New tech efficiency framework remains to be adopted in Pakistan
By: Shahram Haq
LAHORE: In a world where information technology is fast becoming a core requirement in managing the affairs of any government organisation or private corporation, Pakistan continues to lag far behind. A vast majority of businesses, industries and government organisations in the country are operating without deploying any certified IT standards.
Even though a few smart companies have started updating their internal systems according to global needs, a majority of these are multinationals which regularly reengineer their processes due to the stringent requirements laid down by their global headquarters.
Within the IT industry, a list of standards and best practices, including the ISO 20000, ISO 27001, etc, and multiple frameworks are available for reference, which can help companies implement a useful IT infrastructure. One of these is the Information Technology Infrastructure Library (ITIL), which is being increasingly employed in the modern world.
The ITIL has been adopted by thousands of large organisations worldwide, including the American National Aeronautics and Space Administration, the UK National Health Service, the HSBC bank and The Walt Disney Company.
An ITIL guides management as to how to use IT as a tool for growth of their businesses. Its five core guides map the entire ITIL service lifecycle, beginning with the identification of customer needs and drivers of IT requirements, through to the design and implementation of the service into operation, and, finally, on to the monitoring and improvement phase of the service.
Pakistani industries in general do not meet international standards, which often results in economic losses to companies. And though each company has set its own patterns according to its individual requirements, these are not up to international standards.
“We often avoid implementing such sophisticated frameworks within our company, as they are costly and need continuous upgrading, training and much more,” an official of a Lahore-based company told The Express Tribune. “We have set our own standards and are managing things accordingly,” he added.
However, a few organisations in Pakistan already have implemented the framework or are in the process of implementing it. And the framework is being adopted as per the priorities and size of the organisation.
“As far as the implementation of IT standardisation is concerned, we have to follow what our head office tells us. We upgrade our systems regularly, in fact, a team of professionals from Europe looks into such matters by upgrading the systems and providing training to local professionals,” Rauf Hameed, Manager Corporate Communications at Tetra Pak Pakistan, told The Express Tribune.

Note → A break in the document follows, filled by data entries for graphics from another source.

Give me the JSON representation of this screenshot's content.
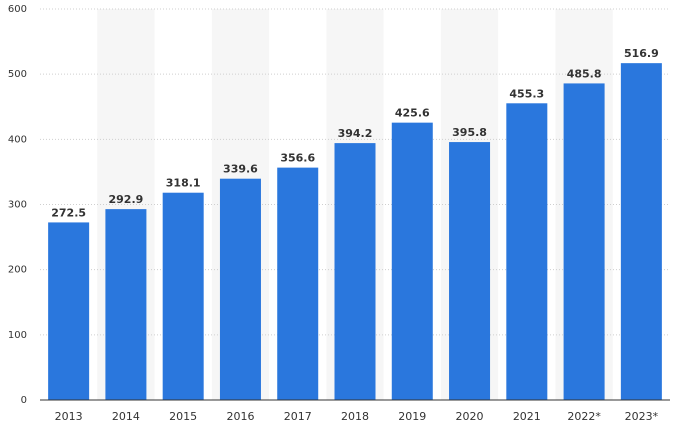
{
  "chart_data": {
    "type": "bar",
    "categories": [
      "2013",
      "2014",
      "2015",
      "2016",
      "2017",
      "2018",
      "2019",
      "2020",
      "2021",
      "2022*",
      "2023*"
    ],
    "values": [
      272.5,
      292.9,
      318.1,
      339.6,
      356.6,
      394.2,
      425.6,
      395.8,
      455.3,
      485.8,
      516.9
    ],
    "value_labels": [
      "272.5",
      "292.9",
      "318.1",
      "339.6",
      "356.6",
      "394.2",
      "425.6",
      "395.8",
      "455.3",
      "485.8",
      "516.9"
    ],
    "title": "",
    "xlabel": "",
    "ylabel": "",
    "ylim": [
      0,
      600
    ],
    "yticks": [
      0,
      100,
      200,
      300,
      400,
      500,
      600
    ],
    "grid": true,
    "legend": "none",
    "colors": {
      "bar": "#2a77dd",
      "band": "#f6f6f6",
      "grid": "#cfcfcf",
      "axis": "#333333"
    }
  }
}
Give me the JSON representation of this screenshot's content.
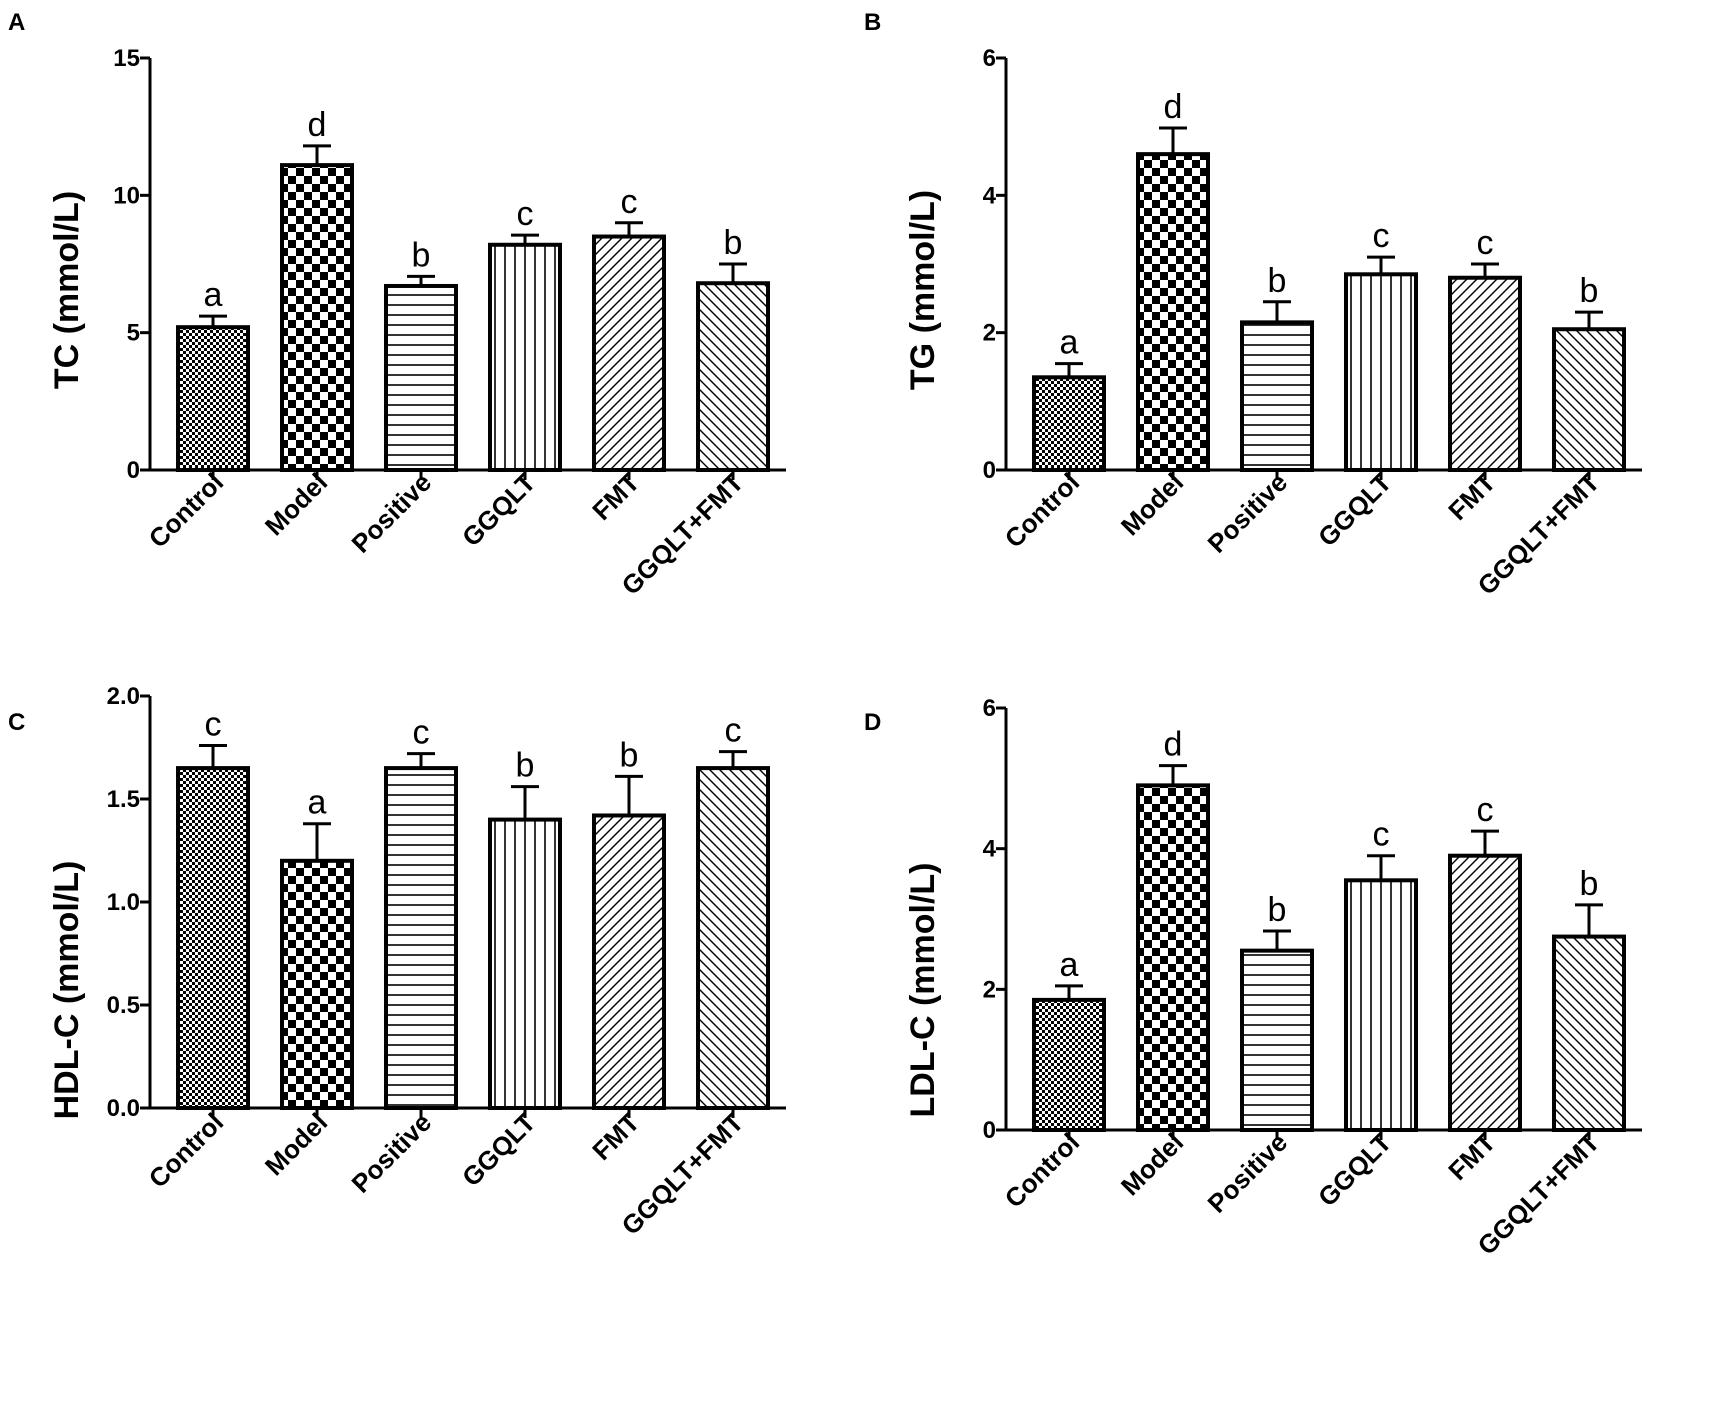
{
  "chart_data": [
    {
      "type": "bar",
      "panel": "A",
      "ylabel": "TC (mmol/L)",
      "ylim": [
        0,
        15
      ],
      "yticks": [
        "0",
        "5",
        "10",
        "15"
      ],
      "categories": [
        "Control",
        "Model",
        "Positive",
        "GGQLT",
        "FMT",
        "GGQLT+FMT"
      ],
      "values": [
        5.2,
        11.1,
        6.7,
        8.2,
        8.5,
        6.8
      ],
      "errors": [
        0.4,
        0.7,
        0.35,
        0.35,
        0.5,
        0.7
      ],
      "letters": [
        "a",
        "d",
        "b",
        "c",
        "c",
        "b"
      ]
    },
    {
      "type": "bar",
      "panel": "B",
      "ylabel": "TG (mmol/L)",
      "ylim": [
        0,
        6
      ],
      "yticks": [
        "0",
        "2",
        "4",
        "6"
      ],
      "categories": [
        "Control",
        "Model",
        "Positive",
        "GGQLT",
        "FMT",
        "GGQLT+FMT"
      ],
      "values": [
        1.35,
        4.6,
        2.15,
        2.85,
        2.8,
        2.05
      ],
      "errors": [
        0.2,
        0.38,
        0.3,
        0.25,
        0.2,
        0.25
      ],
      "letters": [
        "a",
        "d",
        "b",
        "c",
        "c",
        "b"
      ]
    },
    {
      "type": "bar",
      "panel": "C",
      "ylabel": "HDL-C (mmol/L)",
      "ylim": [
        0,
        2.0
      ],
      "yticks": [
        "0.0",
        "0.5",
        "1.0",
        "1.5",
        "2.0"
      ],
      "categories": [
        "Control",
        "Model",
        "Positive",
        "GGQLT",
        "FMT",
        "GGQLT+FMT"
      ],
      "values": [
        1.65,
        1.2,
        1.65,
        1.4,
        1.42,
        1.65
      ],
      "errors": [
        0.11,
        0.18,
        0.07,
        0.16,
        0.19,
        0.08
      ],
      "letters": [
        "c",
        "a",
        "c",
        "b",
        "b",
        "c"
      ]
    },
    {
      "type": "bar",
      "panel": "D",
      "ylabel": "LDL-C (mmol/L)",
      "ylim": [
        0,
        6
      ],
      "yticks": [
        "0",
        "2",
        "4",
        "6"
      ],
      "categories": [
        "Control",
        "Model",
        "Positive",
        "GGQLT",
        "FMT",
        "GGQLT+FMT"
      ],
      "values": [
        1.85,
        4.9,
        2.55,
        3.55,
        3.9,
        2.75
      ],
      "errors": [
        0.2,
        0.28,
        0.28,
        0.35,
        0.35,
        0.45
      ],
      "letters": [
        "a",
        "d",
        "b",
        "c",
        "c",
        "b"
      ]
    }
  ]
}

“Businessmen normally consider this to be a costly measure, but they don’t know what benefits such frameworks will eventually return to their business,” Ahmad Aziz, a Lahore-based IT expert, explained. “If a supplier implements such frameworks and provides training to its employees, it gets improved IT services, reduction in overall costs, improved customer satisfaction, improved productivity, skills and experience and improved delivery of third party service. International buyers always look for such standards,” Aziz added.